There seems to be a love/hate relationship between employers and the Transfer of Undertakings (Protection of Employment) Regulations 2006, better known as TUPE. Generally, TUPE rules govern what happens to employees when a business is sold or taken over. The TUPE Regulations are complex and fail to offer ‘one size fits all’ solutions, but it can also be regarded as a shape-shifting piece of legislation; as the application of TUPE is based on the facts of the individual transfer. One might argue that the Regulations take more than it gives to the relationship.

There may be a balance to this by way of the rarely used Regulations 11 and 12 of TUPE, which could provide a huge benefit to small businesses facing difficulty upon inheriting staff without the benefit of full disclosure of the terms of their employment. Given that TUPE primarily allows employees to transfer under their current contracts, it is important to know what to do if information is not disclosed prior to the transfer, as it’s likely to cause you to be liable for unforeseen expenses, or cause you difficulty in honouring the terms of employment contracts, (for instance holiday entitlement).

What should be disclosed?

Regulation 11 concerns the ‘Notification of Employee Liability Information’ prior to a transfer. In short, it requires the out-going employer (the transferor) to notify the in-coming employer (transferee) of the identity of all staff being transferred, their length of service, their ages and whether they have a disciplinary or grievance record. In addition, the transferor must inform the transferee of any unusual terms of employment - for instance, if the employee is entitled to certain benefits like an equipment allowance, or is in receipt of extra holiday entitlement.

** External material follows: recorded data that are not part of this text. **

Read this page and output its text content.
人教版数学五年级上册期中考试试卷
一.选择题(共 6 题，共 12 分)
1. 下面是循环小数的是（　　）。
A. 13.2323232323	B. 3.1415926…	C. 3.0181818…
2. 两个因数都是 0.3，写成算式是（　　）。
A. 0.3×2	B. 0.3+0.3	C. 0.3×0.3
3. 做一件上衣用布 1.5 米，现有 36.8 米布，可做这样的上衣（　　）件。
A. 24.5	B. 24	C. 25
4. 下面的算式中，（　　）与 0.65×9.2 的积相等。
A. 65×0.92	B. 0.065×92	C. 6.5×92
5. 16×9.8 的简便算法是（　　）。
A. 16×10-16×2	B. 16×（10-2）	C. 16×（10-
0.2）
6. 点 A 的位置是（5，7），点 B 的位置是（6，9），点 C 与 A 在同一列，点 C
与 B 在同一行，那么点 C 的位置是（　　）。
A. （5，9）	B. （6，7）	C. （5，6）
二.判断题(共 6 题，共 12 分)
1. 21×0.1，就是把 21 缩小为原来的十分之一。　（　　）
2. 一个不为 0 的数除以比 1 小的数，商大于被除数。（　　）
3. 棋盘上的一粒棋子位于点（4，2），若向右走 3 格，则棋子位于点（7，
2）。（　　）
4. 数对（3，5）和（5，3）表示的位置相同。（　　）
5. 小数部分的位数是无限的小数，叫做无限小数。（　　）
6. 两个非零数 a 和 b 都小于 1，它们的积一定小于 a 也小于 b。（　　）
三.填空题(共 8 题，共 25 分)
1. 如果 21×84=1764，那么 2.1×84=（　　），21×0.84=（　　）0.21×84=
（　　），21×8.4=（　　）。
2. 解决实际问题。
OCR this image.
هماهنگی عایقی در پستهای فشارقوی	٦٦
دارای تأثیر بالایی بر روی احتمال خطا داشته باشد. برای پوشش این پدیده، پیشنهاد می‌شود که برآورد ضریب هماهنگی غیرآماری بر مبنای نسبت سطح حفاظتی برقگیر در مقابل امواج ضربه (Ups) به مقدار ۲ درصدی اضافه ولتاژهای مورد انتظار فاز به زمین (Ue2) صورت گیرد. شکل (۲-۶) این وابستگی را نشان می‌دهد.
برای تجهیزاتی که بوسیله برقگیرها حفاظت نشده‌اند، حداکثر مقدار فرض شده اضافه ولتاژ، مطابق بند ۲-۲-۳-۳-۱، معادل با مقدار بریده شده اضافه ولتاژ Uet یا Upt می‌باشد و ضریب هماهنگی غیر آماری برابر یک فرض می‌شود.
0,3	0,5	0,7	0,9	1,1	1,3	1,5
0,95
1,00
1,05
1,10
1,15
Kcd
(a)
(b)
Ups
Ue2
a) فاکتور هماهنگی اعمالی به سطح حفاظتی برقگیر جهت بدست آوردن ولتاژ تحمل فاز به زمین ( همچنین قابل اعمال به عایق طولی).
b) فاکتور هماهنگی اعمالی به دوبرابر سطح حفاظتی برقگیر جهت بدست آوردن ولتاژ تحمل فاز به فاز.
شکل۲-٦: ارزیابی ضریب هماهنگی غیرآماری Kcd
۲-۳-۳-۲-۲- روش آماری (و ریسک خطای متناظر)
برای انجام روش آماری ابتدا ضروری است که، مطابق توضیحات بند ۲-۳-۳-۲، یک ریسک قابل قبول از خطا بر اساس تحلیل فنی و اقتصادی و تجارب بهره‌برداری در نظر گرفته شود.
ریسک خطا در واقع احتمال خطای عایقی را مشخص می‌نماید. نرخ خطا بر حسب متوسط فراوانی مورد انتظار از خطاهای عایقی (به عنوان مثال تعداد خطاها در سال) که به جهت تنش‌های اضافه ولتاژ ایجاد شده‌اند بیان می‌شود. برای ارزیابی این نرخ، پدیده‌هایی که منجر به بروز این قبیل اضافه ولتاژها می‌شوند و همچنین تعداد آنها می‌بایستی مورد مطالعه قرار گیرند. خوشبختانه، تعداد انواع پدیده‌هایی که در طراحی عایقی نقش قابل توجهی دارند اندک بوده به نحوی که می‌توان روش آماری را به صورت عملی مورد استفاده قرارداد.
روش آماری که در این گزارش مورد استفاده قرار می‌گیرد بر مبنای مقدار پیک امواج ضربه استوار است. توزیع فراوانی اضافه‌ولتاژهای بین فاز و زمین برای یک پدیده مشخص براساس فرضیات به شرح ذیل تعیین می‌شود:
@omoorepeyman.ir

If such information is not provided prior to the transfer taking place, or the information provided is misleading, the in-coming employer can recover those losses against the out-going employer, by way of an employment tribunal claim under Regulation 12 of TUPE.

What can the employer-claimant recover?

This scenario provides a very rare opportunity for an employer to be a claimant in the employment tribunal. If the employment tribunal agrees that there has been a breach of Regulation 11, the employer-claimant can recover compensation of no less than £500 per employee in respect of who the transferor has failed to provide relevant or accurate information for. However, this can be extended if (a) the transferee has used reasonable efforts to ‘mitigate’ its losses; and (b) the loss or additional costs are reasonably foreseeable. The window to bring the claim is three months, less one day from the date of the breach; thereafter, the transferee may have to take their chances in the civil courts.

What does this mean?

On a practical level, out-going employers subject to TUPE must use all reasonable efforts to ensure that employee liability information is accurate, provided promptly and updated within 14 days before the transfer happens if there are any changes - whether this is because an employee has raised a grievance, become subject to disciplinary proceedings, resigned or been dismissed; or has simply had a pay rise. For in-coming employers, Regulation 12 is a useful threat to put forward if employee liability information appears incomplete, or has not been received at all.